My best guess is that we'll have is a race to push as much GOP legislation through Congress as possible. That race will be run against the ticking clock of the 2018 elections and the potential for a complete Trump implosion. From the GOP Congressional perspective their current situation may look like they're trying to push all their hopes and dreams through a corridor that contains two ticking time bombs. We only know how much time remains for one of those bombs. The other could explode tomorrow or not at all.
The 22-1/2 months until the next session of Congress is sworn in is a long time. The Democrats will try to stop the worst of the changes, but they really have very little practical power to stop things right now. And among the changes that are certainly coming we can expect to see changes to voting and election law designed specifically to help Republicans at the polls next November.
Final notion for today: there's a lot of discussion about parallels between the current situation and Watergate, much of it justified. But there are a couple of important differences, too. The Democrats controlled the House of Representatives during Watergate and were willing to investigate to find the truth about what Nixon and his staff had done. The current GOP leadership in Congress seems genuinely afraid to discover what Trump and his staff have done.
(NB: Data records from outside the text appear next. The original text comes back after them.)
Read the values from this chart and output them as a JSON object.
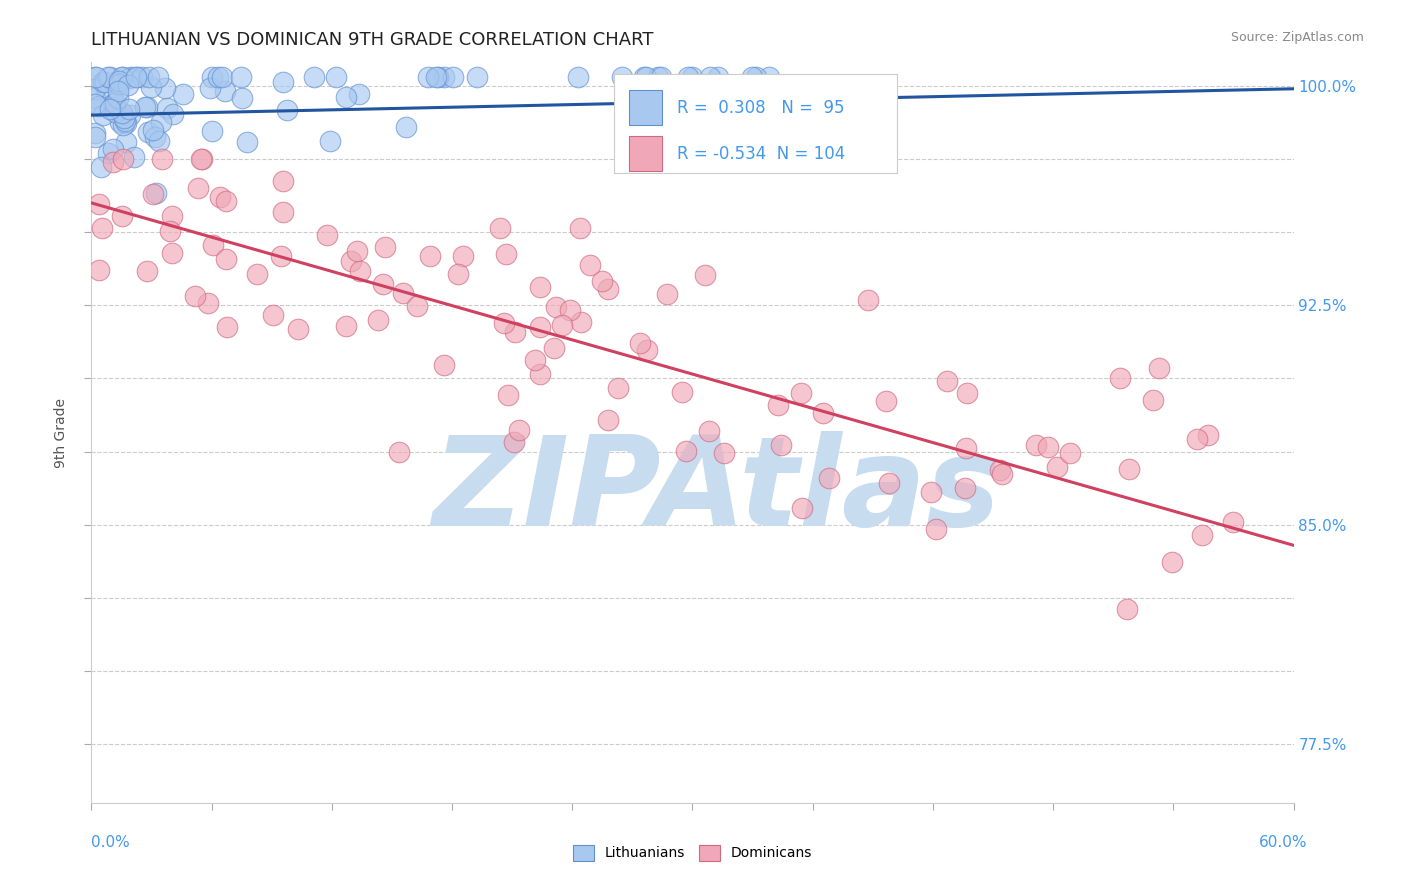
{
  "title": "LITHUANIAN VS DOMINICAN 9TH GRADE CORRELATION CHART",
  "source_text": "Source: ZipAtlas.com",
  "ylabel_label": "9th Grade",
  "x_min": 0.0,
  "x_max": 0.6,
  "y_min": 0.755,
  "y_max": 1.008,
  "yticks": [
    0.775,
    0.8,
    0.825,
    0.85,
    0.875,
    0.9,
    0.925,
    0.95,
    0.975,
    1.0
  ],
  "ytick_labels": [
    "77.5%",
    "",
    "",
    "85.0%",
    "",
    "",
    "92.5%",
    "",
    "",
    "100.0%"
  ],
  "r_blue": 0.308,
  "n_blue": 95,
  "r_pink": -0.534,
  "n_pink": 104,
  "legend_blue": "Lithuanians",
  "legend_pink": "Dominicans",
  "blue_color": "#A8C8F0",
  "blue_edge_color": "#6090D0",
  "blue_line_color": "#2255A0",
  "pink_color": "#F0A8B8",
  "pink_edge_color": "#D06880",
  "pink_line_color": "#D04060",
  "background_color": "#FFFFFF",
  "watermark_text": "ZIPAtlas",
  "watermark_color": "#C8DCF0",
  "title_fontsize": 13,
  "axis_label_color": "#555555",
  "tick_label_color": "#4499EE",
  "source_fontsize": 9,
  "legend_fontsize": 10,
  "blue_line_y0": 0.99,
  "blue_line_y1": 0.999,
  "pink_line_y0": 0.96,
  "pink_line_y1": 0.843
}
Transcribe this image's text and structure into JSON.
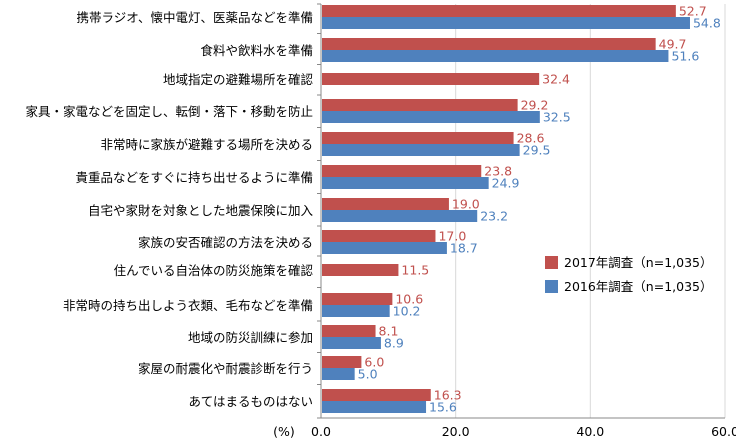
{
  "chart_data": {
    "type": "bar",
    "orientation": "horizontal",
    "categories": [
      "携帯ラジオ、懐中電灯、医薬品などを準備",
      "食料や飲料水を準備",
      "地域指定の避難場所を確認",
      "家具・家電などを固定し、転倒・落下・移動を防止",
      "非常時に家族が避難する場所を決める",
      "貴重品などをすぐに持ち出せるように準備",
      "自宅や家財を対象とした地震保険に加入",
      "家族の安否確認の方法を決める",
      "住んでいる自治体の防災施策を確認",
      "非常時の持ち出しよう衣類、毛布などを準備",
      "地域の防災訓練に参加",
      "家屋の耐震化や耐震診断を行う",
      "あてはまるものはない"
    ],
    "series": [
      {
        "name": "2017年調査（n=1,035）",
        "color": "#c0504d",
        "values": [
          52.7,
          49.7,
          32.4,
          29.2,
          28.6,
          23.8,
          19.0,
          17.0,
          11.5,
          10.6,
          8.1,
          6.0,
          16.3
        ],
        "labels": [
          "52.7",
          "49.7",
          "32.4",
          "29.2",
          "28.6",
          "23.8",
          "19.0",
          "17.0",
          "11.5",
          "10.6",
          "8.1",
          "6.0",
          "16.3"
        ]
      },
      {
        "name": "2016年調査（n=1,035）",
        "color": "#4f81bd",
        "values": [
          54.8,
          51.6,
          null,
          32.5,
          29.5,
          24.9,
          23.2,
          18.7,
          null,
          10.2,
          8.9,
          5.0,
          15.6
        ],
        "labels": [
          "54.8",
          "51.6",
          "",
          "32.5",
          "29.5",
          "24.9",
          "23.2",
          "18.7",
          "",
          "10.2",
          "8.9",
          "5.0",
          "15.6"
        ]
      }
    ],
    "xlim": [
      0,
      60
    ],
    "xticks": [
      "0.0",
      "20.0",
      "40.0",
      "60.0"
    ],
    "xlabel": "(%)",
    "grid": true,
    "legend_position": "right"
  }
}
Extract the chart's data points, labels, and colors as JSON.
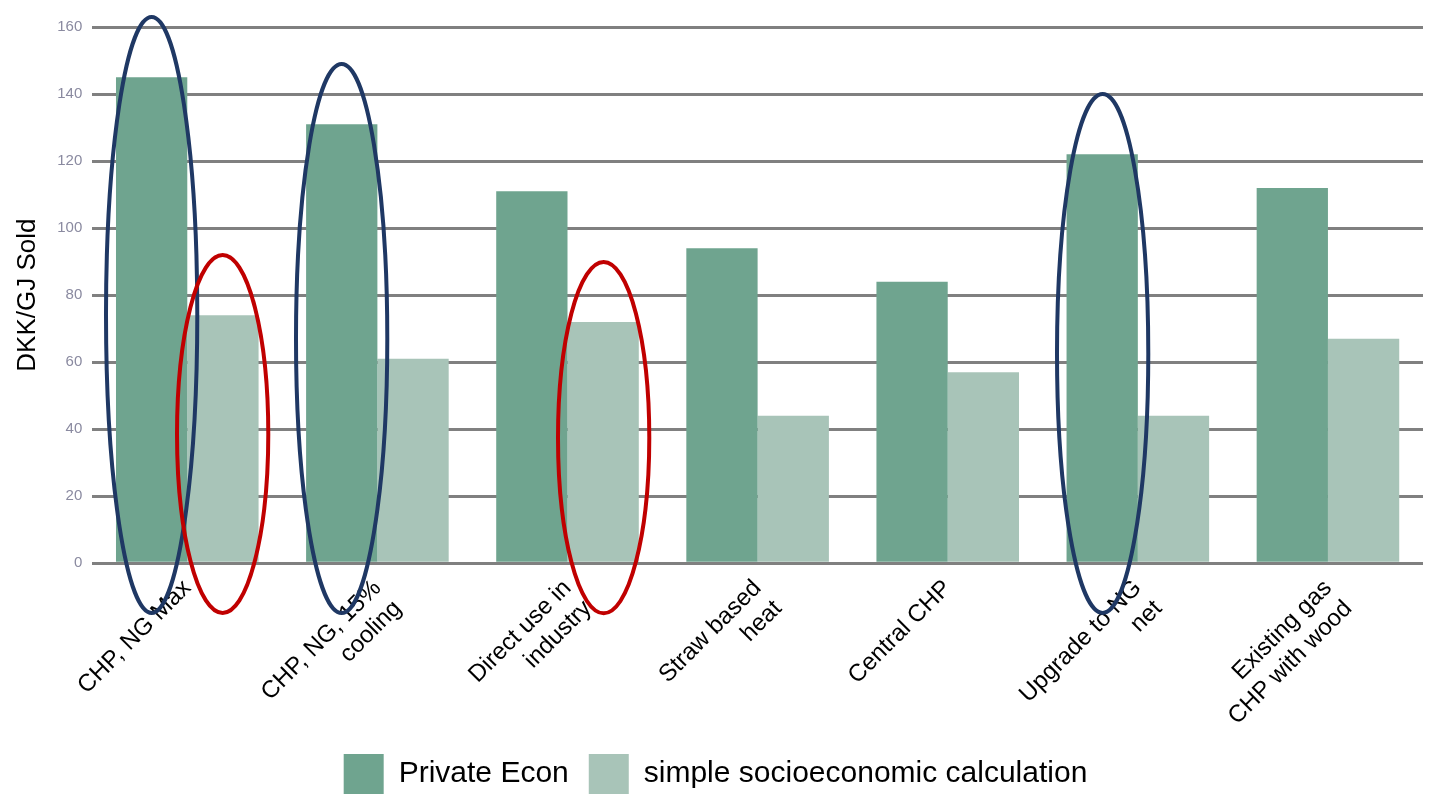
{
  "chart_data": {
    "type": "bar",
    "ylabel": "DKK/GJ Sold",
    "categories": [
      "CHP, NG Max",
      "CHP, NG, 15% cooling",
      "Direct use in industry",
      "Straw based heat",
      "Central CHP",
      "Upgrade to NG net",
      "Existing gas CHP with wood"
    ],
    "series": [
      {
        "name": "Private Econ",
        "color": "#6fa48f",
        "values": [
          145,
          131,
          111,
          94,
          84,
          122,
          112
        ]
      },
      {
        "name": "simple socioeconomic calculation",
        "color": "#a8c4b8",
        "values": [
          74,
          61,
          72,
          44,
          57,
          44,
          67
        ]
      }
    ],
    "ylim": [
      0,
      160
    ],
    "yticks": [
      0,
      20,
      40,
      60,
      80,
      100,
      120,
      140,
      160
    ],
    "grid": "y",
    "legend": "bottom"
  }
}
More importantly, perhaps, forty-plus years ago we lived in a country that didn't exist in two separate media bubbles. Although there were substantial disagreements on policy solutions and governmental philosophy, there was general agreement on facts and reality. In the year 2017 that is no longer the case. Four weeks into this we're already on the edge of peak Watergate territory. But as a nation we're not there until the Republicans are there, too. That could happen slowly, quickly, or not at all.
Reality has a way of catching up in the long run. But sometimes it's a long, long run.
Strap yourselves in, kids. This is an E-Ticket ride and it's likely to be a long one.